Henry’s outlandish scheme had worked.

It was no less difficult to get out of Earth’s gravity well than it had ever been. But the presence of a braking atmosphere on the Moon had reduced the fuel load the big Arks had to carry by an order of magnitude, and made mass evacuation, of humans and the biosphere, possible. Not only that, he had given them somewhere worthwhile to go.

And so the Shuttle-Zs launched almost daily, from Canaveral and Kourou and Baikonur, crude Saturn V-class boosters assembled from Space Shuttle technology, people crammed into sardine-can spaceships, fleeing to the Moon. He knew that Geena had emerged from her voluntary exile in the Russian heartland to work at Baikonur, trying to maintain some kind of standard of excellence among the fragmented, ill-trained and badly frightened work force there.

Or maybe it was a Chinese ship, or one of the Indian fleet, based on old Soviet-era Energia technology, built with such haste and crammed even more full than the Shuttle-Zs, with even less precaution and safety checks than in the western sites. The Indian failure rate was a whopping forty per cent, and the toll in lost lives, on those crowded space trucks, was immense. Frank Turtle, the strange little guy from the bowels of NASA who had done so much to return humans to the Moon, had lost his life when one of those big old Energia clones had dropped back to the launch pad on Sri Lanka and blown apart, taking half the island with it.

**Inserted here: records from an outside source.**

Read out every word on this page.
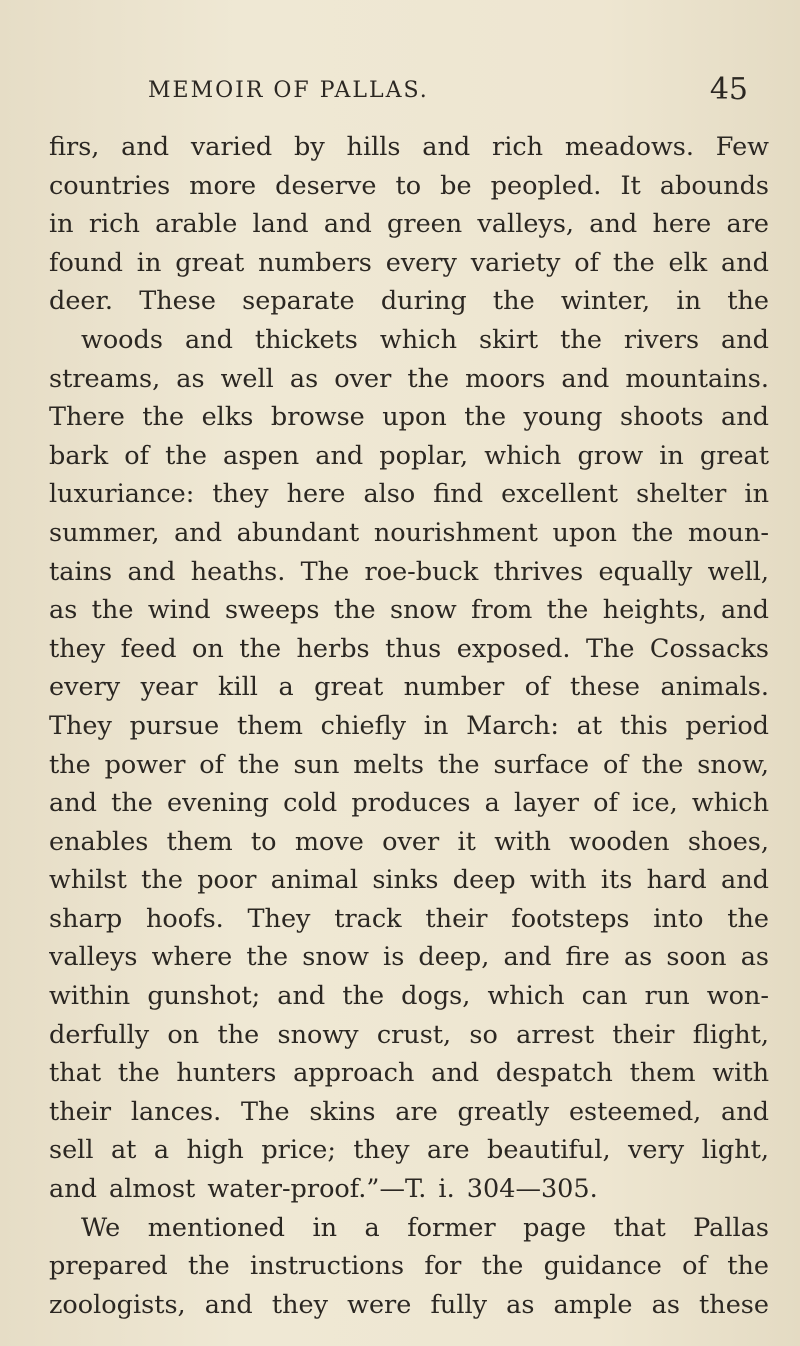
MEMOIR OF PALLAS.	45
firs, and varied by hills and rich meadows. Few
countries more deserve to be peopled. It abounds
in rich arable land and green valleys, and here are
found in great numbers every variety of the elk and
deer. These separate during the winter, in the
woods and thickets which skirt the rivers and
streams, as well as over the moors and mountains.
There the elks browse upon the young shoots and
bark of the aspen and poplar, which grow in great
luxuriance: they here also find excellent shelter in
summer, and abundant nourishment upon the moun-
tains and heaths. The roe-buck thrives equally well,
as the wind sweeps the snow from the heights, and
they feed on the herbs thus exposed. The Cossacks
every year kill a great number of these animals.
They pursue them chiefly in March: at this period
the power of the sun melts the surface of the snow,
and the evening cold produces a layer of ice, which
enables them to move over it with wooden shoes,
whilst the poor animal sinks deep with its hard and
sharp hoofs. They track their footsteps into the
valleys where the snow is deep, and fire as soon as
within gunshot; and the dogs, which can run won-
derfully on the snowy crust, so arrest their flight,
that the hunters approach and despatch them with
their lances. The skins are greatly esteemed, and
sell at a high price; they are beautiful, very light,
and almost water-proof.”—T. i. 304—305.
We mentioned in a former page that Pallas
prepared the instructions for the guidance of the
zoologists, and they were fully as ample as these
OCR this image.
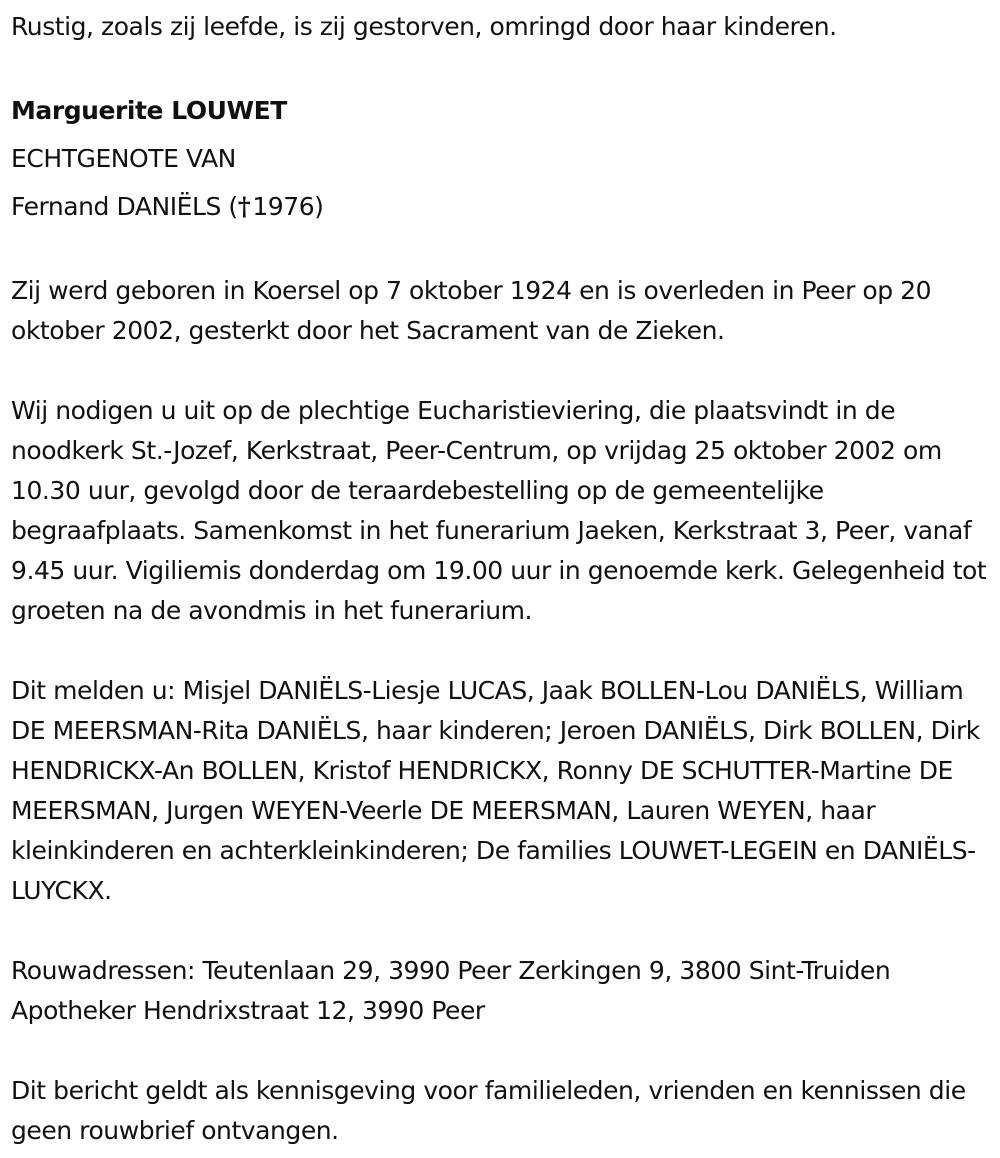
Rustig, zoals zij leefde, is zij gestorven, omringd door haar kinderen.

Marguerite LOUWET

ECHTGENOTE VAN

Fernand DANIËLS (†1976)

Zij werd geboren in Koersel op 7 oktober 1924 en is overleden in Peer op 20 oktober 2002, gesterkt door het Sacrament van de Zieken.

Wij nodigen u uit op de plechtige Eucharistieviering, die plaatsvindt in de noodkerk St.-Jozef, Kerkstraat, Peer-Centrum, op vrijdag 25 oktober 2002 om 10.30 uur, gevolgd door de teraardebestelling op de gemeentelijke begraafplaats. Samenkomst in het funerarium Jaeken, Kerkstraat 3, Peer, vanaf 9.45 uur. Vigiliemis donderdag om 19.00 uur in genoemde kerk. Gelegenheid tot groeten na de avondmis in het funerarium.

Dit melden u: Misjel DANIËLS-Liesje LUCAS, Jaak BOLLEN-Lou DANIËLS, William DE MEERSMAN-Rita DANIËLS, haar kinderen; Jeroen DANIËLS, Dirk BOLLEN, Dirk HENDRICKX-An BOLLEN, Kristof HENDRICKX, Ronny DE SCHUTTER-Martine DE MEERSMAN, Jurgen WEYEN-Veerle DE MEERSMAN, Lauren WEYEN, haar kleinkinderen en achterkleinkinderen; De families LOUWET-LEGEIN en DANIËLS-LUYCKX.

Rouwadressen: Teutenlaan 29, 3990 Peer Zerkingen 9, 3800 Sint-Truiden Apotheker Hendrixstraat 12, 3990 Peer

Dit bericht geldt als kennisgeving voor familieleden, vrienden en kennissen die geen rouwbrief ontvangen.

The rumours were that the failure statistics in China weren’t much better.

It wasn’t going to stop the launches, though, nor the desperate press of people to get themselves or their children on those ramshackle ships. And Henry knew that any government that tried to scale down its launch program would suffer massive civil unrest. The launches were a safety valve, he supposed, the promise of one route, at least, out of the trap Earth had become.